The answer is given below :

Let, the ratio in which AB line is divided by P be a : b.

Then, we have :

A (2, 3) _____a___(P)_____b___ B (6, - 3)

So, the point P is given by

((2b + 6a)/(a + b), (-3a + 3b)/(a + b))

This point is also the point P (4, m).

So, we can write :

(2b + 6a)/(a + b) = 4

=> 2b + 6a = 4a + 4b

=> 2a = 2b

=> a = b

Thus the required ratio is 1 : 1.

So, the point P is

(4, 0) Ξ (4, m)

So, m = 0

Thank you for your question.

Answer 2

Hey friend, Harish here.

Here is your answer:

Given that,

A line segment with points A(2,3) and B (6 , -3)

To find,

The ratios in which the point divides. And the value of m.

Solution,

Let the line be,

                                                       P(4,m)
              A(2,3).__________________|__________________.B(6,-3)

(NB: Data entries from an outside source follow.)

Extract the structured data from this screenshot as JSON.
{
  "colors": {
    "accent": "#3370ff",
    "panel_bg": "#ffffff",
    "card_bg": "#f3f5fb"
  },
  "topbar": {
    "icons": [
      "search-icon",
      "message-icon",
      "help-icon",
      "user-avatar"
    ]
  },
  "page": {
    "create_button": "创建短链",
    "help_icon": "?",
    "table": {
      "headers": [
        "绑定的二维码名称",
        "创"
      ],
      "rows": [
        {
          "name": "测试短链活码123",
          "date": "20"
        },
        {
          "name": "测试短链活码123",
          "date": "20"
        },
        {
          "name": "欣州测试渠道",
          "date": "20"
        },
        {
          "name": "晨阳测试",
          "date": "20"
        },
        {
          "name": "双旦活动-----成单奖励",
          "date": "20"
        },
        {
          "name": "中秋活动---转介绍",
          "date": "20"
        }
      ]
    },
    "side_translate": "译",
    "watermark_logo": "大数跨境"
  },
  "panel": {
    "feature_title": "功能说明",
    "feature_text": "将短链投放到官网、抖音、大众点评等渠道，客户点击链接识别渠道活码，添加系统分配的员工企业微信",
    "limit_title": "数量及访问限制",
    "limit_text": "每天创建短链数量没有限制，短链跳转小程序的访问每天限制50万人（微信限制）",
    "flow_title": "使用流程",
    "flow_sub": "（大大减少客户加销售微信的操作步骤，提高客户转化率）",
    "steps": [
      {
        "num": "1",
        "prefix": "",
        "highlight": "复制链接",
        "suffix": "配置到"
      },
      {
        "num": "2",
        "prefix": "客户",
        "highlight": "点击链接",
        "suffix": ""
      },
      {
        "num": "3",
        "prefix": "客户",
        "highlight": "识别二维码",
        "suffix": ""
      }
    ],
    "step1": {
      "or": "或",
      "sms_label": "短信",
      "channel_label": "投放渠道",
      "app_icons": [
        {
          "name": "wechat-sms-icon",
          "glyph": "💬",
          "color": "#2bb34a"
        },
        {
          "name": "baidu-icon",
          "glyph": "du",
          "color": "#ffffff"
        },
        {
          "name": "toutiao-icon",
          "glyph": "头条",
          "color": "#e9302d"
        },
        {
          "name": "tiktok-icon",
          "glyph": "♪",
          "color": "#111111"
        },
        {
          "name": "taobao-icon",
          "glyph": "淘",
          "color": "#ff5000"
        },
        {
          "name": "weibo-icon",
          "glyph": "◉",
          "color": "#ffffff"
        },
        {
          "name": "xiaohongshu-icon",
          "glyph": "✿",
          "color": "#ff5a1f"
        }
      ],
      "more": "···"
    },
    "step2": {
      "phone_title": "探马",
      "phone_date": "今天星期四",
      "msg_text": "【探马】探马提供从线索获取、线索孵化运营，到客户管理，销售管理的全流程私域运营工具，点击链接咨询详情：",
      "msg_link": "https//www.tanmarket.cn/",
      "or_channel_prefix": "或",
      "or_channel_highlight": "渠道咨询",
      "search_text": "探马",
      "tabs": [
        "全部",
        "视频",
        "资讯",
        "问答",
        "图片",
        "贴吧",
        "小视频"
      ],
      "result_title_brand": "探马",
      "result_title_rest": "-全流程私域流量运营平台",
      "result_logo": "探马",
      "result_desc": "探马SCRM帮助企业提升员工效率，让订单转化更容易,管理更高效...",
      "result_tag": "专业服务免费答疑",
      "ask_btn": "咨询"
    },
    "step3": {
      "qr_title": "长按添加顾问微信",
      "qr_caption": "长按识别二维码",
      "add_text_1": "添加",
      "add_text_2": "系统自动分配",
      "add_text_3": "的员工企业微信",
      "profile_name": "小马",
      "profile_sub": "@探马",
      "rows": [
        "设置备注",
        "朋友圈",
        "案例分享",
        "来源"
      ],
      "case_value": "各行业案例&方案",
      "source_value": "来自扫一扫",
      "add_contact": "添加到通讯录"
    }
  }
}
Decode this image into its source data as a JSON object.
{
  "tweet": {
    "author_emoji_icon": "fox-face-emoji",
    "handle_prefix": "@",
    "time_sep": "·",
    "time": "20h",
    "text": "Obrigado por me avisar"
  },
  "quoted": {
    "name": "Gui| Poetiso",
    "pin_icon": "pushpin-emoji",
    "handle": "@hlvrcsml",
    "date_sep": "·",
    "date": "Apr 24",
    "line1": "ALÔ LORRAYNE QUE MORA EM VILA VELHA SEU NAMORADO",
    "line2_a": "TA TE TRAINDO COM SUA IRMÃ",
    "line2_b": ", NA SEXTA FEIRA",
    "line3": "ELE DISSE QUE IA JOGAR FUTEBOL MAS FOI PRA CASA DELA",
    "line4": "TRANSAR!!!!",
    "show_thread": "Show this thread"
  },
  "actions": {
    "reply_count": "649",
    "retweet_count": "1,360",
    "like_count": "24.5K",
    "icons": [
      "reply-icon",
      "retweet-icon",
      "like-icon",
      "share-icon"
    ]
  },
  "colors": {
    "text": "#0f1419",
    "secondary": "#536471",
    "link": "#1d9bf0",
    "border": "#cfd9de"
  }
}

& Let P Divide the line AB in the ratio of k:1

Then By  using section formula,

$\frac{(6\times k)+2}{(k+1)}= 4$

⇒ $(6k + 2) = 4k + 4$

⇒ $2k = 2$

⇒ $k = \frac{2}{2} = 1$
 _ _ _ _ _ _ _ _ _ _ _ _ _ _ _ _ _ _ _ 

We know that,

⇒ $\frac{(k\times (-3))+3}{(k+1) }=m$

Now substituting the K value we get,

⇒ $m = \frac{-3+3}{2} = 0$

Therefore P(4,m) Divides the line in the ratio 1:1.

& The value of m is 0.
______________________________________________

Hope my answer is helpful to you.